Zugegeben, zwei Schiedsrichterentscheidungen beeinflussten die Partie erheblich. Demnach war der Holweider Frust und Ärger völlig nachvollziehbar. Die Zuschauer sahen eine äußerst spannende sowie hart umkämpfte Begegnung, in der sich beide Teams nichts schenkten. Die Curak-Elf bot insgesamt eine gute Leistung mit starker Laufarbeit im Mittelfeld gegen einen ebenfalls guten Gegner, der durchaus in der Lage ist, einen gepflegten Ball zu spielen. Zudem glaubte das Team endlich mal bis zur letzten Sekunde an sich, was in der Vergangenheit nicht immer der Fall war, jedoch ein ungemein wichtiger Erfolgsfaktor sein kann. Die Mannschaft muss nur noch versuchen, sich bei einem offenen Spielausgang nicht zu sehr von Emotionen treiben zu lassen, denn dann wirkt das HNK-Spiel zu hektisch und zerfahren. In dieser Hinsicht muss man kontrollierter und abgebrühter agieren. Bedauernswert war sicherlich das frühzeitige Ausscheiden von Bajcic, aber Keuwel ersetzte ihn vor allem im zweiten Durchgang sehr gut. Bleibt zu hoffen, dass es nichts Ernstes ist und Bajcic schnell wieder fit wird. Gute Besserung. Schön, dass hingegen Kosic und T. Rados beschwerdefrei blieben. Normalerweise möchte man nach so einem Spiel nur ungern jemanden hervorheben, da alle 14 Jungs ihren Beitrag geleistet haben. Aber Quorayt kann man einfach nicht umgehen, ohne ihm ein Sonderlob auszusprechen. Zunächst einmal war es schön, ihn wieder im Team begrüßen zu dürfen. Was der Rechtsverteidiger nach seiner Einwechslung ablieferte, war einfach überragend. Mit viel Tempo und gewaltigem Vorwärtsdrang machte er dem Gegner das Leben sehr schwer. Aber auch defensiv ließ er nichts anbrennen. Gratulation nochmal an die Spieler und Trainer, Curak und Mihalj können mit ihren Jungs wirklich zufrieden sein.

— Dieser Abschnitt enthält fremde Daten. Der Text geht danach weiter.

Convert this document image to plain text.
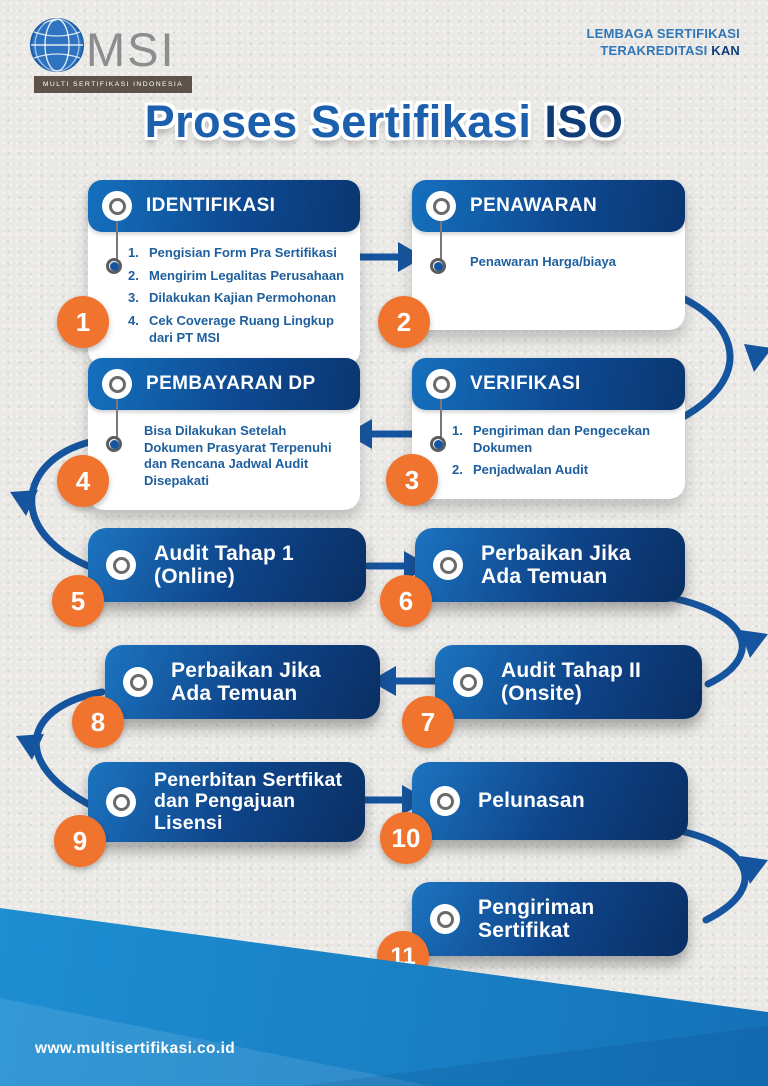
MSI
MULTI SERTIFIKASI INDONESIA
LEMBAGA SERTIFIKASI
TERAKREDITASI KAN
Proses Sertifikasi ISO
IDENTIFIKASI
1. Pengisian Form Pra Sertifikasi
2. Mengirim Legalitas Perusahaan
3. Dilakukan Kajian Permohonan
4. Cek Coverage Ruang Lingkup dari PT MSI
1
PENAWARAN
Penawaran Harga/biaya
2
PEMBAYARAN DP
Bisa Dilakukan Setelah Dokumen Prasyarat Terpenuhi dan Rencana Jadwal Audit Disepakati
4
VERIFIKASI
1. Pengiriman dan Pengecekan Dokumen
2. Penjadwalan Audit
3
Audit Tahap 1 (Online)
5
Perbaikan Jika Ada Temuan
6
Perbaikan Jika Ada Temuan
8
Audit Tahap II (Onsite)
7
Penerbitan Sertfikat dan Pengajuan Lisensi
9
Pelunasan
10
Pengiriman Sertifikat
11
www.multisertifikasi.co.id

Am kommenden Sonntag gastiert der HNK Croatia Köln beim heimstarken CfB Ford Niehl II. Anstoß ist um 12:45 Uhr.

Aufstellung: 1 Busic – 3 Nevistic (ab 54. 6 Quorayt), 13 Komljenovic, 17 J. Zgela, 2 Skvaric – 4 M. Matic (ab 46. 5 T. Rados), 10 Bajcic (ab 18. 18 Keuwel) – 8 Dzelalija, 7 Gelastopoulos, 11 A. Zgela – 9 Kosic
Tore: 1:0 Dzelalija (19.), 1:1 (23.), 2:1 Gelastopoulos (67., Foulelfmeter), 3:1 A. Zgela (90. + 3.) Gelbe Karten: Skvaric (40.), Komljenovic (52.), A. Zgela (70.) / SC Holweide (31., 66.)